Time spent in discovery defines not only what is being built, but offers answers that drive what the product will look like, the functionality needed, and priorities, timelines, and even costs associated with development.

To get to that point, however, the project team and stakeholders need to step through several activities that will clarify the answers to key questions. Understanding those questions upfront will eliminate going down unproductive paths later in the project, or exploring features and functionality that don’t apply to your audience.

Not all activities that can be part of discovery are part of every project. But this phase can include any of the following, as long as they lead to a workable definition of the project’s needs:

  • Review of existing architecture and legacy code
  • User definition, user research, and user behaviors
  • Associated research, both external and any internal documentation
  • Wireframing and mock-ups of the application interface
  • Analysis of the market and need
  • Brainstorming of features, functionality, and use cases
  • Stakeholder interviews
  • Competitive analysis

The purpose of these activities is to answer questions that are important to developing the deliverables for this phase of the project:

  • Who is the software for?
  • When will they need it?
  • How and when will they use it?
  • Where will it be implemented and what platforms will it run on?
  • Does the project have competition? Who, and what do they do?
  • Is there a hard deadline?
  • What does project success look like?
  • What is the scope of the project?
  • What security is needed? Will there be a login?

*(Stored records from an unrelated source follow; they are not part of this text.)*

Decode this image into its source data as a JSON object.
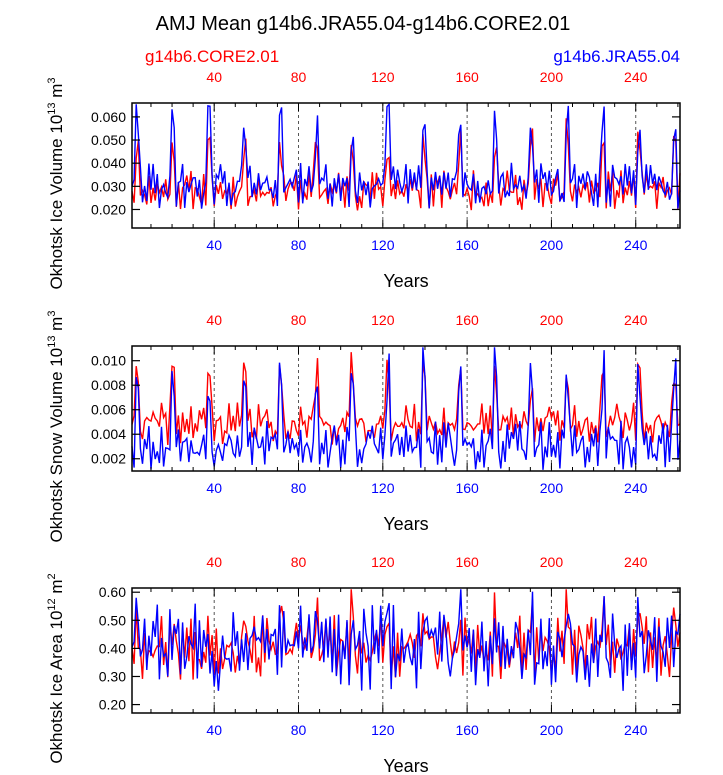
{
  "figure": {
    "title": "AMJ Mean g14b6.JRA55.04-g14b6.CORE2.01",
    "legend_left": "g14b6.CORE2.01",
    "legend_right": "g14b6.JRA55.04",
    "colors": {
      "core": "#ff0000",
      "jra": "#0000ff",
      "axis": "#000000",
      "grid": "#555555"
    }
  },
  "chart_data": [
    {
      "type": "line",
      "id": "ice-volume",
      "ylabel_main": "Okhotsk Ice Volume 10",
      "ylabel_exp": "13",
      "ylabel_unit": " m",
      "ylabel_unit_exp": "3",
      "xlabel": "Years",
      "xlim": [
        1,
        261
      ],
      "ylim": [
        0.012,
        0.066
      ],
      "yticks": [
        0.02,
        0.03,
        0.04,
        0.05,
        0.06
      ],
      "ytick_labels": [
        "0.020",
        "0.030",
        "0.040",
        "0.050",
        "0.060"
      ],
      "xticks": [
        40,
        80,
        120,
        160,
        200,
        240
      ],
      "xtick_labels": [
        "40",
        "80",
        "120",
        "160",
        "200",
        "240"
      ],
      "grid_x": [
        40,
        80,
        120,
        160,
        200,
        240
      ],
      "series": [
        {
          "name": "g14b6.CORE2.01",
          "color": "#ff0000",
          "base": 0.028,
          "amp": 0.006,
          "cycle": 17,
          "peak": 0.022,
          "seed": 11
        },
        {
          "name": "g14b6.JRA55.04",
          "color": "#0000ff",
          "base": 0.03,
          "amp": 0.007,
          "cycle": 17,
          "peak": 0.032,
          "seed": 29
        }
      ]
    },
    {
      "type": "line",
      "id": "snow-volume",
      "ylabel_main": "Okhotsk Snow Volume 10",
      "ylabel_exp": "13",
      "ylabel_unit": " m",
      "ylabel_unit_exp": "3",
      "xlabel": "Years",
      "xlim": [
        1,
        261
      ],
      "ylim": [
        0.001,
        0.0112
      ],
      "yticks": [
        0.002,
        0.004,
        0.006,
        0.008,
        0.01
      ],
      "ytick_labels": [
        "0.002",
        "0.004",
        "0.006",
        "0.008",
        "0.010"
      ],
      "xticks": [
        40,
        80,
        120,
        160,
        200,
        240
      ],
      "xtick_labels": [
        "40",
        "80",
        "120",
        "160",
        "200",
        "240"
      ],
      "grid_x": [
        40,
        80,
        120,
        160,
        200,
        240
      ],
      "series": [
        {
          "name": "g14b6.CORE2.01",
          "color": "#ff0000",
          "base": 0.0048,
          "amp": 0.0012,
          "cycle": 17,
          "peak": 0.005,
          "seed": 41
        },
        {
          "name": "g14b6.JRA55.04",
          "color": "#0000ff",
          "base": 0.003,
          "amp": 0.0014,
          "cycle": 17,
          "peak": 0.007,
          "seed": 53
        }
      ]
    },
    {
      "type": "line",
      "id": "ice-area",
      "ylabel_main": "Okhotsk Ice Area 10",
      "ylabel_exp": "12",
      "ylabel_unit": " m",
      "ylabel_unit_exp": "2",
      "xlabel": "Years",
      "xlim": [
        1,
        261
      ],
      "ylim": [
        0.17,
        0.615
      ],
      "yticks": [
        0.2,
        0.3,
        0.4,
        0.5,
        0.6
      ],
      "ytick_labels": [
        "0.20",
        "0.30",
        "0.40",
        "0.50",
        "0.60"
      ],
      "xticks": [
        40,
        80,
        120,
        160,
        200,
        240
      ],
      "xtick_labels": [
        "40",
        "80",
        "120",
        "160",
        "200",
        "240"
      ],
      "grid_x": [
        40,
        80,
        120,
        160,
        200,
        240
      ],
      "series": [
        {
          "name": "g14b6.CORE2.01",
          "color": "#ff0000",
          "base": 0.4,
          "amp": 0.08,
          "cycle": 17,
          "peak": 0.12,
          "seed": 67
        },
        {
          "name": "g14b6.JRA55.04",
          "color": "#0000ff",
          "base": 0.4,
          "amp": 0.11,
          "cycle": 17,
          "peak": 0.1,
          "seed": 83
        }
      ]
    }
  ]
}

Discovery Phase Deliverables

Once discovery is complete, you’ll have your plan to move forward. That doesn’t mean that the project can’t evolve and change during development. But discovery gives you the solid foundation to make changes from, instead of up-ending the entire product when the market changes or new customer demands come to light.

Much like the discoveries activities, the deliverables will be defined by what the project needs. But generally speaking, this phase will result in several of the following:

  • A solution vision document: A concise description of what the project purpose is and what it’s meant to accomplish.
  • Requirements: Your requirements could take a number of forms, including functionality requirements, use cases, epics, and user stories.
  • Architectural design: These plans may include database, integration requirements, systems, dependencies, and so forth.
  • User interface design: This may include wireframes and mockups, brand guidelines, or a user dictionary.
  • Risk assessment: A risk assessment could include the impacts of competitors, delays in release, or dependencies on other systems or resources.
  • Release plan: With an agile project, a release plan defines what the sprints will look like and reflects the initial priorities defined for release.
  • Prototype or proof of concept: Discovery may include an MVP or a proof of concept, offering a quick version of the solution to illustrate its viability.
  • Cost estimates: With a good idea of the solution’s requirements, a cost estimate can be created that is far more accurate than one done without a discovery, reducing the chance of surprises.